I grandi artigiani spoletini protagonisti della Mostra dell’Artigianato Umbro del 1953.

Dall’8 al 23 settembre 1953 si svolge a Spoleto la sesta edizione della Mostra dell’Artigianato Umbro.

Tenutasi per la prima volta ad Orvieto nel 1948, la Mostra, in occasione della sesta edizione spoletina, raggiunge il suo acme. Lo si dice espressamente quando, nel catalogo della manifestazione, conservato alla biblioteca Comunale, si precisa che, per la priva volta, l’evento umbro viene inserito ufficialmente nel calendario nazionale delle Fiere, Mostre ed Esposizioni.

Nella prefazione al catalogo si dice che la mostra si svolgerà “al lato del magnifico San Domenico”. In una delle foto conservate in un album fotografico, tutto dedicato alla mostra, impressiona il monumentale ingresso della kermesse, innalzato tra via Pierleone e la parte absidale della chiesa di San Domenico, subito prima dell’immissione in piazza XX Settembre.
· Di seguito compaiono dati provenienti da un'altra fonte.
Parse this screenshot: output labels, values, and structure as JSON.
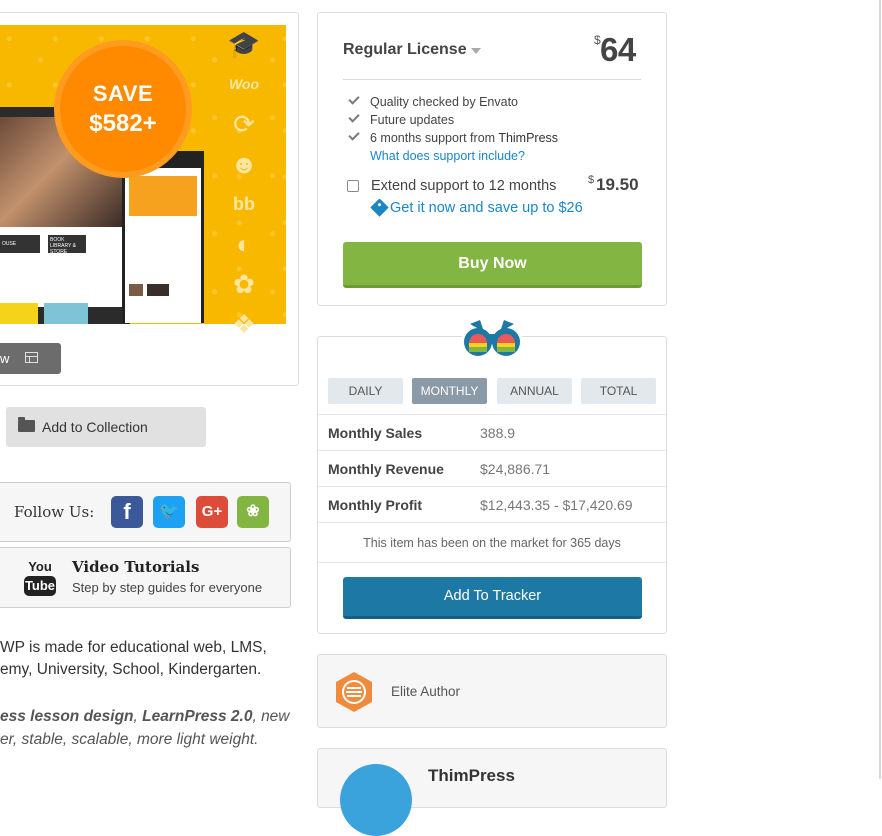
{
  "preview": {
    "save_line1": "SAVE",
    "save_line2": "$582+",
    "side_icons": [
      "graduation-cap-icon",
      "woo-icon",
      "refresh-icon",
      "user-circle-icon",
      "bbpress-icon",
      "buddy-icon",
      "certificate-icon",
      "puzzle-icon"
    ],
    "woo_text": "Woo",
    "preview_button_label": "w",
    "laptop_bar1": "OUSE",
    "laptop_bar2": "BOOK LIBRARY & STORE"
  },
  "collection": {
    "label": "Add to Collection"
  },
  "follow": {
    "label": "Follow Us:",
    "networks": [
      {
        "name": "facebook",
        "glyph": "f"
      },
      {
        "name": "twitter",
        "glyph": "t"
      },
      {
        "name": "google-plus",
        "glyph": "G+"
      },
      {
        "name": "envato",
        "glyph": "e"
      }
    ]
  },
  "video": {
    "logo_top": "You",
    "logo_bottom": "Tube",
    "title": "Video Tutorials",
    "subtitle": "Step by step guides for everyone"
  },
  "description": {
    "line1": "WP is made for educational web, LMS,",
    "line2": "emy, University, School, Kindergarten.",
    "italic_line1_a": "ess lesson design",
    "italic_line1_sep": ", ",
    "italic_line1_b": "LearnPress 2.0",
    "italic_line1_c": ", new",
    "italic_line2": "er, stable, scalable, more light weight."
  },
  "license": {
    "title": "Regular License",
    "currency": "$",
    "price": "64",
    "features": [
      {
        "text": "Quality checked by Envato"
      },
      {
        "text": "Future updates"
      },
      {
        "text_a": "6 months support from ",
        "text_b": "ThimPress"
      }
    ],
    "support_link": "What does support include?",
    "extend_label": "Extend support to 12 months",
    "extend_currency": "$",
    "extend_price": "19.50",
    "save_link": "Get it now and save up to $26",
    "buy_label": "Buy Now"
  },
  "stats": {
    "tabs": [
      {
        "label": "DAILY",
        "active": false
      },
      {
        "label": "MONTHLY",
        "active": true
      },
      {
        "label": "ANNUAL",
        "active": false
      },
      {
        "label": "TOTAL",
        "active": false
      }
    ],
    "rows": [
      {
        "label": "Monthly Sales",
        "value": "388.9"
      },
      {
        "label": "Monthly Revenue",
        "value": "$24,886.71"
      },
      {
        "label": "Monthly Profit",
        "value": "$12,443.35 - $17,420.69"
      }
    ],
    "market_note": "This item has been on the market for 365 days",
    "tracker_label": "Add To Tracker"
  },
  "author": {
    "badge_label": "Elite Author"
  },
  "profile": {
    "name": "ThimPress"
  },
  "colors": {
    "banner": "#f9b800",
    "save_badge": "#ff8a00",
    "buy_green": "#82b541",
    "tracker_blue": "#1d79a4",
    "link_blue": "#1a86c8",
    "active_tab": "#8a9aa6"
  }
}
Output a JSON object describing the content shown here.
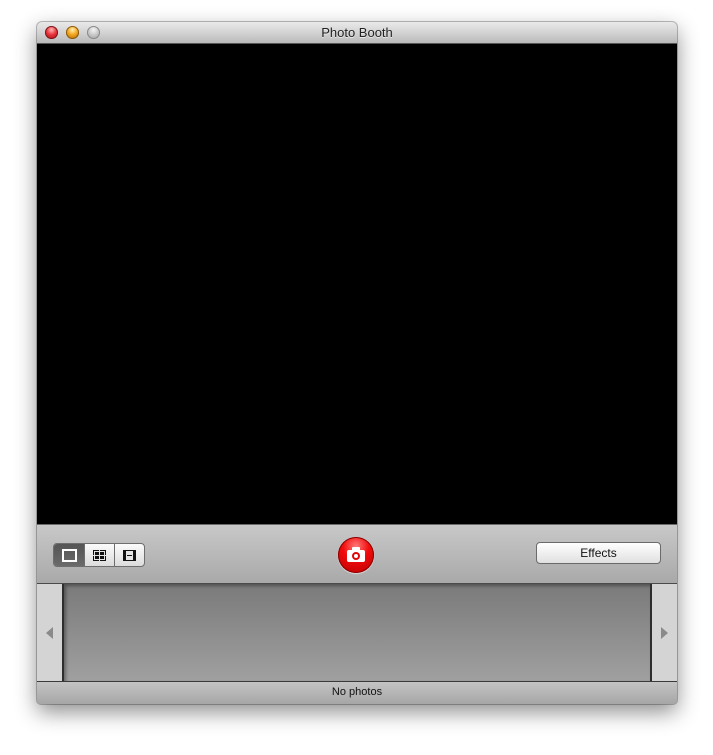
{
  "window": {
    "title": "Photo Booth",
    "traffic_lights": [
      {
        "name": "close",
        "color": "#e8323a"
      },
      {
        "name": "minimize",
        "color": "#f1a51c"
      },
      {
        "name": "zoom",
        "color": "#c4c4c4",
        "state": "disabled"
      }
    ]
  },
  "toolbar": {
    "modes": [
      {
        "name": "single-photo",
        "icon": "single-frame-icon",
        "selected": true
      },
      {
        "name": "four-up",
        "icon": "grid-icon",
        "selected": false
      },
      {
        "name": "movie-clip",
        "icon": "film-icon",
        "selected": false
      }
    ],
    "shutter": {
      "icon": "camera-icon",
      "color": "#f20c0c"
    },
    "effects_label": "Effects"
  },
  "filmstrip": {
    "prev_icon": "chevron-left-icon",
    "next_icon": "chevron-right-icon"
  },
  "status": {
    "text": "No photos"
  }
}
I numeri testimoniano il grande successo dell’iniziativa. Gli espositori sono più di duecento ed è ovviamente numerosa la compagine degli artigiani spoletini di cui vi proponiamo una selezione tratta dai materiali pubblicitari del catalogo ufficiale della manifestazione.

Manifesti artigiani

La scelta di Spoleto come location è coerente, spiegano gli organizzatori, con la grande tradizionale artigianale del territorio, robusto assetto dell’economia locale: «infatti [a Spoleto] l’artigianato fu sempre in grande onore e rappresentò da Giovanni Andrea di Ser Moscato, intagliatore insieme a Damiano Mariotti del magnifico Reliquiario del Duomo, al celeberrimo liutaio Eleuterio Leonardi, attraverso cinque secoli, parte principale dell’economia locale, con continuità non interrotta neppure al giorno d’oggi».

Panetto-e-Petrelli

Altra innovazione rispetto alle edizioni passate è che a Spoleto è stata organizzata una mostra retrospettiva che «intende illustrare questa tradizione [spoletina] unita a quella delle altre città umbre e vuole avere non soltanto un valore storico-artistico, ma significare altresì un incoraggiamento per l’artigiano di oggi cui la gloria del passato deve servire da viatico nel suo difficile e contrastato cammino».